Theresa May insists that she wants friendship, cooperation and alignment with Europe to the advantage of both sides. She comes across as genuine when she says, ‘We want to continue being Europe’s best friends.’ And this, of course, is dangerous: if European nations can be friends and trade freely without the need to accept edicts from Brussels, then what’s the power of Brussels? Why put up with Juncker, Barnier and friends? When Boris Johnson warned the EU against seeking to administer ‘punishment beatings’ to Britain as if in ‘some world war two movie’ the EU reacted with fury — because there was so much truth in the Foreign Secretary’s analysis.
The EU is taking a risk, here. It is treating the Brexit talks as an opportunity to show other EU member states what happens to those who dare to leave. Might it frighten countries into staying, or heighten concerns about what it is becoming? The negotiators on the EU side of the table interpret the Prime Minister’s friendliness as weakness and start to express ever more impossible demands while using every opportunity to speak of ‘Britain’s historic mistake’.

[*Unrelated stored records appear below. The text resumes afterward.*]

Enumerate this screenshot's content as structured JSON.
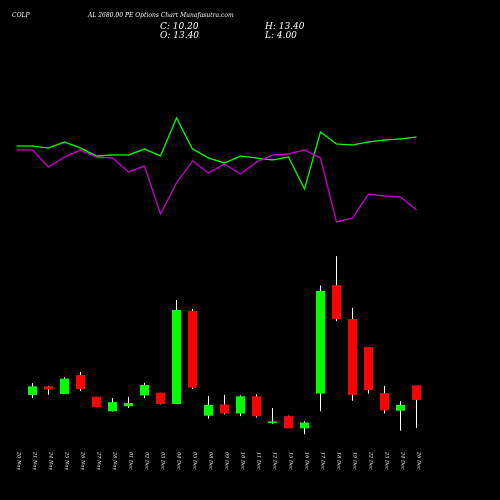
{
  "header": {
    "symbol": "COLP",
    "title": "AL 2680.00 PE Options Chart Munafasutra.com",
    "close_label": "C: 10.20",
    "open_label": "O: 13.40",
    "high_label": "H: 13.40",
    "low_label": "L: 4.00"
  },
  "colors": {
    "background": "#000000",
    "up": "#00ff00",
    "down": "#ff0000",
    "line_green": "#00ff00",
    "line_magenta": "#cc00cc",
    "wick": "#ffffff",
    "text": "#ffffff"
  },
  "chart_data": [
    {
      "type": "line",
      "title": "",
      "grid": false,
      "categories": [
        "20 Nov",
        "21 Nov",
        "24 Nov",
        "25 Nov",
        "26 Nov",
        "27 Nov",
        "28 Nov",
        "01 Dec",
        "02 Dec",
        "03 Dec",
        "04 Dec",
        "05 Dec",
        "08 Dec",
        "09 Dec",
        "10 Dec",
        "11 Dec",
        "12 Dec",
        "15 Dec",
        "16 Dec",
        "17 Dec",
        "18 Dec",
        "19 Dec",
        "22 Dec",
        "23 Dec",
        "24 Dec",
        "26 Dec"
      ],
      "series": [
        {
          "name": "",
          "color": "green",
          "values": [
            46,
            46,
            48,
            42,
            48,
            56,
            55,
            55,
            49,
            56,
            18,
            49,
            58,
            63,
            56,
            58,
            60,
            57,
            89,
            32,
            44,
            45,
            42,
            40,
            39,
            37
          ]
        },
        {
          "name": "",
          "color": "magenta",
          "values": [
            50,
            50,
            67,
            57,
            50,
            57,
            58,
            72,
            66,
            114,
            83,
            61,
            73,
            64,
            74,
            62,
            55,
            54,
            50,
            58,
            122,
            118,
            94,
            96,
            97,
            110
          ]
        }
      ]
    },
    {
      "type": "candlestick",
      "title": "",
      "categories": [
        "20 Nov",
        "21 Nov",
        "24 Nov",
        "25 Nov",
        "26 Nov",
        "27 Nov",
        "28 Nov",
        "01 Dec",
        "02 Dec",
        "03 Dec",
        "04 Dec",
        "05 Dec",
        "08 Dec",
        "09 Dec",
        "10 Dec",
        "11 Dec",
        "12 Dec",
        "15 Dec",
        "16 Dec",
        "17 Dec",
        "18 Dec",
        "19 Dec",
        "22 Dec",
        "23 Dec",
        "24 Dec",
        "26 Dec"
      ],
      "candles": [
        {
          "open": 11.3,
          "high": 13.9,
          "low": 10.6,
          "close": 13.2
        },
        {
          "open": 13.2,
          "high": 13.3,
          "low": 11.3,
          "close": 12.5
        },
        {
          "open": 11.5,
          "high": 15.2,
          "low": 11.5,
          "close": 14.9
        },
        {
          "open": 15.7,
          "high": 16.4,
          "low": 12.2,
          "close": 12.6
        },
        {
          "open": 10.9,
          "high": 10.9,
          "low": 8.6,
          "close": 8.6
        },
        {
          "open": 7.7,
          "high": 10.6,
          "low": 7.6,
          "close": 9.7
        },
        {
          "open": 8.8,
          "high": 10.9,
          "low": 8.4,
          "close": 9.5
        },
        {
          "open": 11.2,
          "high": 14.0,
          "low": 10.6,
          "close": 13.5
        },
        {
          "open": 11.8,
          "high": 11.8,
          "low": 9.2,
          "close": 9.3
        },
        {
          "open": 9.3,
          "high": 32.3,
          "low": 9.3,
          "close": 30.1
        },
        {
          "open": 29.9,
          "high": 30.3,
          "low": 12.6,
          "close": 12.9
        },
        {
          "open": 6.7,
          "high": 11.1,
          "low": 6.0,
          "close": 9.1
        },
        {
          "open": 9.2,
          "high": 11.3,
          "low": 7.0,
          "close": 7.2
        },
        {
          "open": 7.2,
          "high": 11.2,
          "low": 6.6,
          "close": 11.0
        },
        {
          "open": 11.0,
          "high": 11.4,
          "low": 6.3,
          "close": 6.6
        },
        {
          "open": 5.2,
          "high": 8.4,
          "low": 4.9,
          "close": 5.4
        },
        {
          "open": 6.6,
          "high": 6.7,
          "low": 3.9,
          "close": 3.9
        },
        {
          "open": 3.9,
          "high": 5.5,
          "low": 2.6,
          "close": 5.2
        },
        {
          "open": 11.6,
          "high": 35.5,
          "low": 7.7,
          "close": 34.3
        },
        {
          "open": 35.6,
          "high": 42.0,
          "low": 27.6,
          "close": 28.1
        },
        {
          "open": 28.1,
          "high": 30.6,
          "low": 10.0,
          "close": 11.3
        },
        {
          "open": 21.9,
          "high": 21.9,
          "low": 11.6,
          "close": 12.4
        },
        {
          "open": 11.7,
          "high": 13.3,
          "low": 7.2,
          "close": 7.9
        },
        {
          "open": 7.8,
          "high": 9.9,
          "low": 3.4,
          "close": 9.1
        },
        {
          "open": 13.4,
          "high": 13.4,
          "low": 4.0,
          "close": 10.2
        }
      ],
      "note_first_candle_index": 1
    }
  ]
}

To a great many of Britain’s friends, looking in from abroad, Brexit doesn’t look like a mistake. Instead, Britain looks like a country that has dared not to accept the unacceptable, and in doing so it poses a question to its European neighbours. What do we want to be? A prison of peoples keeping its inmates inside by threat of sanctions? Or a community of free peoples binding its members through an attractive proposition and renewing this promise every day with democratic governance, transparency, performance and fairness? On the continent, we behave as if option two is not possible. But if we continue to act like this, then there might be no one left in the club.
Dr Markus Krall is a managing director in Goetzpartners’ Frankfurt office and heads the Financial Institutions Industry Group.